Despite the crowds that had amassed within the departure lounge, the load in the business class cabin was actually quite light and my seat opponent soon relocated to grab a couple of seats for himself. The flight crew was pleasant as usual and we landed in SIN just a few minutes late, at the far reaches of the A gates in Terminal 3. Fifteen minutes later, I had made my way over to terminal 1 and entered my room at the transit hotel.

No Whining

Given UA's flight cancellation performance of late, I must confess that I confronted my upcoming four segment return trip to PDX with some trepidation. Having picked up my business class boarding pass in DPS while checking in for my SIN flight the prior evening, I was able to relax and catch up on email in the Terminal 2 SKL lounge before returning to the C transfer desk in Terminal 1 to pick up my "real" UA boarding passes for my upcoming flights. Given its origins, Saya Tidak Mau means the same in Bahasa Malaysia as it does in Bahasa Indonesia so the two check-in agents got quite a kick at my note.



Another advantage to showing up to collect my “real” UA boarding passes at the fashionably late hour of 6:30 AM was that there were no longer any passengers remaining in the queue, which can be very long and slow moving at times. Surprisingly, 50 or so transfer passengers still remained camped out and sleeping soundly nearby. I am still amazed that they managed to sleep at all with so much noise emanating from the "Tyra Banks" program, cackling at high volume from a nearby television.



The flight out of SIN was fine, enhanced by the usual friendly and attentive service provided by the SIN based crew. In NRT, I had plenty of time to relax in the ANA lounge, catch up on Flyertalk and enjoy a nice bowl of soba:



and some ice cream:



and some additional snacks, accompanied by several servings of my favorite beverage, gin and tonic deployed in a tall “beer robot” glass:



I boarded my flight to LAX as late as I could and was instantly recognized by the crew from previous trips. And from what I could see, one FA in particular was well prepared for my arrival:



I apologize that her face is so fuzzy in the photograph but I must admit that after so many beer robot gin and tonics, I was somewhat pixilated by the time I boarded the flight.

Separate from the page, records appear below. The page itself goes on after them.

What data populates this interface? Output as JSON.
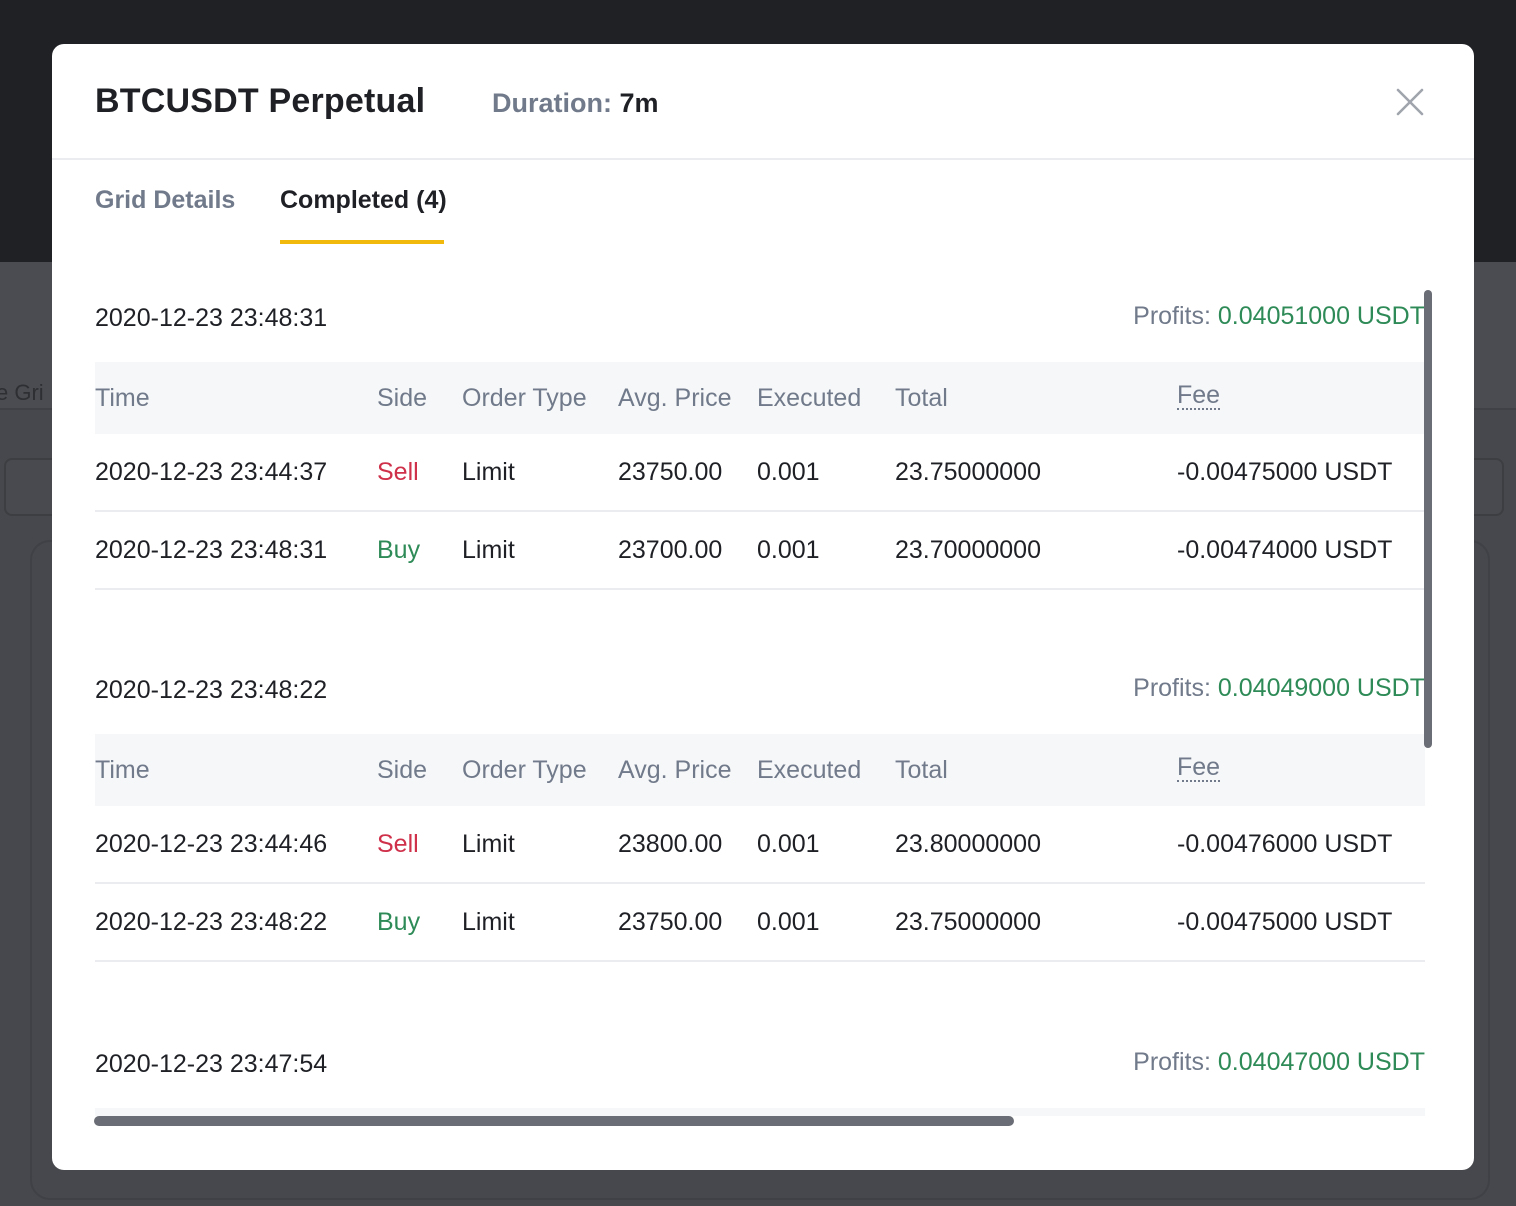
{
  "background": {
    "partial_text": "e Gri"
  },
  "modal": {
    "title": "BTCUSDT Perpetual",
    "duration_label": "Duration:",
    "duration_value": "7m",
    "close_icon": "close-icon"
  },
  "tabs": [
    {
      "label": "Grid Details",
      "active": false
    },
    {
      "label": "Completed (4)",
      "active": true
    }
  ],
  "columns": [
    "Time",
    "Side",
    "Order Type",
    "Avg. Price",
    "Executed",
    "Total",
    "Fee"
  ],
  "groups": [
    {
      "time": "2020-12-23 23:48:31",
      "profit_label": "Profits:",
      "profit_value": "0.04051000 USDT",
      "rows": [
        {
          "time": "2020-12-23 23:44:37",
          "side": "Sell",
          "type": "Limit",
          "price": "23750.00",
          "executed": "0.001",
          "total": "23.75000000",
          "fee": "-0.00475000 USDT"
        },
        {
          "time": "2020-12-23 23:48:31",
          "side": "Buy",
          "type": "Limit",
          "price": "23700.00",
          "executed": "0.001",
          "total": "23.70000000",
          "fee": "-0.00474000 USDT"
        }
      ]
    },
    {
      "time": "2020-12-23 23:48:22",
      "profit_label": "Profits:",
      "profit_value": "0.04049000 USDT",
      "rows": [
        {
          "time": "2020-12-23 23:44:46",
          "side": "Sell",
          "type": "Limit",
          "price": "23800.00",
          "executed": "0.001",
          "total": "23.80000000",
          "fee": "-0.00476000 USDT"
        },
        {
          "time": "2020-12-23 23:48:22",
          "side": "Buy",
          "type": "Limit",
          "price": "23750.00",
          "executed": "0.001",
          "total": "23.75000000",
          "fee": "-0.00475000 USDT"
        }
      ]
    },
    {
      "time": "2020-12-23 23:47:54",
      "profit_label": "Profits:",
      "profit_value": "0.04047000 USDT",
      "rows": []
    }
  ],
  "colors": {
    "sell": "#cf304a",
    "buy": "#2e8b57",
    "accent": "#f0b90b"
  }
}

When I finally arrived back home in PDX, I was very relieved to discover that my apartment was completely free of evil monkeys. I am now in the process of getting my act together for a trip to Sarawak tomorrow, where I hear that the orang utans are very clever. Proboscis monkeys are also native to Borneo but I am a little leery about sticking my nose where it doesn't belong.

Until then, I will think back fondly to all of the monkey business in Bali.